Mr. Chinery said he has seen landscape designs for such barriers that use gravel or crushed rock like mulch to create paths or swaths that run between a house and/or lawn and the area where ticks may come from, such as woods.
Claudia Vispo, a biologist with the Hawthorne Valley Farmscape Ecology Program, agrees that ticks like to lurk on taller vegetation, but is still not in favor of cutting the grass. A fan of plant diversity, Ms.
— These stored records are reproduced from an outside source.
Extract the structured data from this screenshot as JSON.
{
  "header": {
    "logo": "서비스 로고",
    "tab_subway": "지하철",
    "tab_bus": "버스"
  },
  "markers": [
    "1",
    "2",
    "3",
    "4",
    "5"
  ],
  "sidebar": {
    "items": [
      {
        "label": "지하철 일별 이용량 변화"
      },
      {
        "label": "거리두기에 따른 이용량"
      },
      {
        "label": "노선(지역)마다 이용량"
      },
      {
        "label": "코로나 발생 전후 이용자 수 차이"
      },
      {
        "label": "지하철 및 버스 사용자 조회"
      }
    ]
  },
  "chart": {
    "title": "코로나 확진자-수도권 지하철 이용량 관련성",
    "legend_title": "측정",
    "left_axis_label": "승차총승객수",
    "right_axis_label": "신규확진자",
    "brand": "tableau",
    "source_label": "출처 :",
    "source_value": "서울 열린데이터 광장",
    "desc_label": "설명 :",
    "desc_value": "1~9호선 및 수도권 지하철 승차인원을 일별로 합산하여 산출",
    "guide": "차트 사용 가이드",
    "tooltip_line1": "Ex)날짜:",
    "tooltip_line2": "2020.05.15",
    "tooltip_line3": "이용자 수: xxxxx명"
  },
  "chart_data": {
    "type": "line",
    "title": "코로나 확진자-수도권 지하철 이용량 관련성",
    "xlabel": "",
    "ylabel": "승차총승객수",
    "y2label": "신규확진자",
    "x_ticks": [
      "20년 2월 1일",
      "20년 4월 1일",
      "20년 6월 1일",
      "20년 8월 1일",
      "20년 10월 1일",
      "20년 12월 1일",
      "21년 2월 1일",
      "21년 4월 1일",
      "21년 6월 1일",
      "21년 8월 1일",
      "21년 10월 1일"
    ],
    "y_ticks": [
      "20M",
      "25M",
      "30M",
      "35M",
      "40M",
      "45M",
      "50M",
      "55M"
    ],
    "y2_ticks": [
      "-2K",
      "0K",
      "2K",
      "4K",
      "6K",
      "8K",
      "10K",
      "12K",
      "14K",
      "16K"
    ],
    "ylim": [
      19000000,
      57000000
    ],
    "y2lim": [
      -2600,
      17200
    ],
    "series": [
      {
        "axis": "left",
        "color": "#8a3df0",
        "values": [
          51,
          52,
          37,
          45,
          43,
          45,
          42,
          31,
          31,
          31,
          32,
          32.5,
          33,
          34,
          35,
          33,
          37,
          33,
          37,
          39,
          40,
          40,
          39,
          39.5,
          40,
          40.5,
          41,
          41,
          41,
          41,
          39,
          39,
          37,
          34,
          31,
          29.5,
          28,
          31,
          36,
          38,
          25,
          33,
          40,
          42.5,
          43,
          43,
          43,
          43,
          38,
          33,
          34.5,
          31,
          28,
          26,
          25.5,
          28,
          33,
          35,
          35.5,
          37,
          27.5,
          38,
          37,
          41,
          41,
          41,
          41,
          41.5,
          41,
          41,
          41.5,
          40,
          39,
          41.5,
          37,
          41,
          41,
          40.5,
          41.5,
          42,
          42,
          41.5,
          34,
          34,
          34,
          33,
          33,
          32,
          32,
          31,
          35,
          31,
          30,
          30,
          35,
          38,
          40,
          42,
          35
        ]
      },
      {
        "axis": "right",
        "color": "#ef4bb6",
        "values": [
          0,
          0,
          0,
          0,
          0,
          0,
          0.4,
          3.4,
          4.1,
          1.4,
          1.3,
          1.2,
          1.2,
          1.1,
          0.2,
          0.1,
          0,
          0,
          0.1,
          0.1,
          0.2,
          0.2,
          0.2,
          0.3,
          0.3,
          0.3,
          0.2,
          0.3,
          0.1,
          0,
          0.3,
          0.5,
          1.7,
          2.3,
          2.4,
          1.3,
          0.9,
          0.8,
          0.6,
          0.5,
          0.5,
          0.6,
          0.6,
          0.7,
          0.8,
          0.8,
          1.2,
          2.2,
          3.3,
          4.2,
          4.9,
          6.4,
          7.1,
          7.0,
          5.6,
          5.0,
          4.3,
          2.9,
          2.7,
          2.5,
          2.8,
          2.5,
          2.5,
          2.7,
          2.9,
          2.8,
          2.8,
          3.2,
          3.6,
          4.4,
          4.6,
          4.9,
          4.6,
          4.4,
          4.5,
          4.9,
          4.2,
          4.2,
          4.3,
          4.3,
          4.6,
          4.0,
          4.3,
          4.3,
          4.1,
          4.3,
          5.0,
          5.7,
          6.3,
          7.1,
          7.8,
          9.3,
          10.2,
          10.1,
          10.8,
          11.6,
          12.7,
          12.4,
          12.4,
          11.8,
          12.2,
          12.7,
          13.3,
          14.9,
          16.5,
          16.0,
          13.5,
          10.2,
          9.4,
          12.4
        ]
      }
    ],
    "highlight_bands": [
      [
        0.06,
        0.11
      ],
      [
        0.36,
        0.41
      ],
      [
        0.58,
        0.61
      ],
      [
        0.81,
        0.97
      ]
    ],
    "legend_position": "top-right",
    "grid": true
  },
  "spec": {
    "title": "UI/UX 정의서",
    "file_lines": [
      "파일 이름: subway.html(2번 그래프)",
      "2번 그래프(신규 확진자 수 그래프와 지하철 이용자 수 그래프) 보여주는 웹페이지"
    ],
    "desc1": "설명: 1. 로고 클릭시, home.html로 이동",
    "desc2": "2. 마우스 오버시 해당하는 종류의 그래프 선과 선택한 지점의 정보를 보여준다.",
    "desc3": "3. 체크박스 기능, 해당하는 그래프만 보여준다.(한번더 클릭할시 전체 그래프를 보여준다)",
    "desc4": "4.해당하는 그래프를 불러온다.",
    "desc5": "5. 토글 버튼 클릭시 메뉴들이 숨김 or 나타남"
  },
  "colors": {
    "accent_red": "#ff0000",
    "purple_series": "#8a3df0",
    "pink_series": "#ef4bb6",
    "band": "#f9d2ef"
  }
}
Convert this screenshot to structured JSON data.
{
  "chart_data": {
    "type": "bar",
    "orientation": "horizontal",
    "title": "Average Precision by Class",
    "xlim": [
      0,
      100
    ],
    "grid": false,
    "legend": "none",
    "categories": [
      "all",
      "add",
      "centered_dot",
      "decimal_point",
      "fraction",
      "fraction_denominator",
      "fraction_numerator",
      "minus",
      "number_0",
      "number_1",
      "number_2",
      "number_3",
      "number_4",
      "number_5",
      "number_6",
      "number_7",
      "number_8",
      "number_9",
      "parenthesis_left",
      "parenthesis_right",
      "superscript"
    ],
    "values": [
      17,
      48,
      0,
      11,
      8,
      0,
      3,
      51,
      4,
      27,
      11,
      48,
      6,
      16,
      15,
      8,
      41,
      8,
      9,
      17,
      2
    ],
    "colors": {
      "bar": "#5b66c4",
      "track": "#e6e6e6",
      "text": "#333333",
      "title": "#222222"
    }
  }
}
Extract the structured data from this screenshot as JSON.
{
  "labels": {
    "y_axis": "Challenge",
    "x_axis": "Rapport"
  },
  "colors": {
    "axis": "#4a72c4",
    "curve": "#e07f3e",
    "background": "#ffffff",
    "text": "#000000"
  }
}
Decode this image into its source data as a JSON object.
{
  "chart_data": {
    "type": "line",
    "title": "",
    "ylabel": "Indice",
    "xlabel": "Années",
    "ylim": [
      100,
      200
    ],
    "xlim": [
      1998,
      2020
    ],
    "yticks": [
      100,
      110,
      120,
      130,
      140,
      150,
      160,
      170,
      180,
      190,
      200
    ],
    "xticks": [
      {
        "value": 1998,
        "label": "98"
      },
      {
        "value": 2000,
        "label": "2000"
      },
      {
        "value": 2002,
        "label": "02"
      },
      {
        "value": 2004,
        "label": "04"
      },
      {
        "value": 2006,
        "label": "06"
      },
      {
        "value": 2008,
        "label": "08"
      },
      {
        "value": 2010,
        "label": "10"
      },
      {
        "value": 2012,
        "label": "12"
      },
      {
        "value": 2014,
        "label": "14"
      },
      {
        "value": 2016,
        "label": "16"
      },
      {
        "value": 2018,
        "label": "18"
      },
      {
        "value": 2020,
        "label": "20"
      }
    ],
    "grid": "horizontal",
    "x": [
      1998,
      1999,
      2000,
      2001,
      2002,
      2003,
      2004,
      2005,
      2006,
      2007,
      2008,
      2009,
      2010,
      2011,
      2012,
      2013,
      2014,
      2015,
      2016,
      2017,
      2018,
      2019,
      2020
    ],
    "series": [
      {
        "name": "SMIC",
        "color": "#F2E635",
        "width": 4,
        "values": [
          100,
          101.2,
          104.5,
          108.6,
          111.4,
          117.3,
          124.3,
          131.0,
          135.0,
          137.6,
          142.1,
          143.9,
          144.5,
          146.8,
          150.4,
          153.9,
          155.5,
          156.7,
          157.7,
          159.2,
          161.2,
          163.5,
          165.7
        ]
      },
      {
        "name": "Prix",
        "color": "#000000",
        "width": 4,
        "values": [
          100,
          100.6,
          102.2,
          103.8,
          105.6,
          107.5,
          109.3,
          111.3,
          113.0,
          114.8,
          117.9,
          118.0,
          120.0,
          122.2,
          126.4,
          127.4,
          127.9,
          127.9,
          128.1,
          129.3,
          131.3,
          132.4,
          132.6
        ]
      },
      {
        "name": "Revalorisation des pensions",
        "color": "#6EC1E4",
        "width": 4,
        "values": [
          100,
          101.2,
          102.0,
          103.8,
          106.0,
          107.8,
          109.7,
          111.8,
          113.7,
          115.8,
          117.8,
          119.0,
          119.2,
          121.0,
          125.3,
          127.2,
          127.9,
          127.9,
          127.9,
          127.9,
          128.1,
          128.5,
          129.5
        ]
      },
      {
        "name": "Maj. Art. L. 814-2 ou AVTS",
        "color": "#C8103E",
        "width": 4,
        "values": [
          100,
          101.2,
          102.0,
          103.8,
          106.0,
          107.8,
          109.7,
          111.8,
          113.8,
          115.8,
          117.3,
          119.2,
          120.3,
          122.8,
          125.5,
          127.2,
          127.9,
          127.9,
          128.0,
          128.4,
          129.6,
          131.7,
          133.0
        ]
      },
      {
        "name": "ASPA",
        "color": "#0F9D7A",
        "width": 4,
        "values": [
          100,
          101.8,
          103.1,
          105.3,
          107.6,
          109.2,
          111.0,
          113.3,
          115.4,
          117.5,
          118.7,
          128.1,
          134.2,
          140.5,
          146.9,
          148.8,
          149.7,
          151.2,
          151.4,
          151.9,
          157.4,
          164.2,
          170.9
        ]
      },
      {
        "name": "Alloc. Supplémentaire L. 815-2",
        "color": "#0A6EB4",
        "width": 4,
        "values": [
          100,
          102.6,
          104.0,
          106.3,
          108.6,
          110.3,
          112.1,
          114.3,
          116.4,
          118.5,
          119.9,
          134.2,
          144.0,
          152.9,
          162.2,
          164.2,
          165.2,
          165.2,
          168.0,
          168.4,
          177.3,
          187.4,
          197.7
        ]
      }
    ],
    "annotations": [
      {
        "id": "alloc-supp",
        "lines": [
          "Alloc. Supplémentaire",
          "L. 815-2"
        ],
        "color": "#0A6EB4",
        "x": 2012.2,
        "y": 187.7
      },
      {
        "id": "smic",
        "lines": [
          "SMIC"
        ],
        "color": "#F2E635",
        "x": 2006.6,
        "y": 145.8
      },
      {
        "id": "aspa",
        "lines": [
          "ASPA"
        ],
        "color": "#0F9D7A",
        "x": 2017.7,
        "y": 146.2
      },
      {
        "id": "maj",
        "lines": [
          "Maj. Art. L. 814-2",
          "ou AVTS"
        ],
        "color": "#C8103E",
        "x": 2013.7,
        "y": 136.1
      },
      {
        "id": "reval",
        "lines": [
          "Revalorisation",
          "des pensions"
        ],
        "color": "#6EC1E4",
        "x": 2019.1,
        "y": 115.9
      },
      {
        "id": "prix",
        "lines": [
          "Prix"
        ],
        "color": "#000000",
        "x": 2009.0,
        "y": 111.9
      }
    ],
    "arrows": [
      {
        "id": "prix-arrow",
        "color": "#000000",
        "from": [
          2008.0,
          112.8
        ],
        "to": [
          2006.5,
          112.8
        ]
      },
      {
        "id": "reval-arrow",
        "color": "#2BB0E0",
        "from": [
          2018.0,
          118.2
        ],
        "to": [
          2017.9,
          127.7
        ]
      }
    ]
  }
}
Vispo said that lawns are typically places of no diversity because, “not very many plants can stand having their heads chopped off repeatedly.”
The benefits of not cutting the lawn are more philosophical than practical, she said. “By keeping our lawns trimmed we are taking away living spaces for wild things, native plants and animals need space to live as well.” She points to the “pollinators” or the bees many experts are worried about, noting that native bees do a terrific job of pollinating agricultural crops, but they cannot live by agricultural crops alone and need other types of pollen when crops are not in season.
As for that field next to the Ancram Town Hall, Highway Superintendent Jim MacArthur reported Tuesday that a member of his crew mowed it late last week.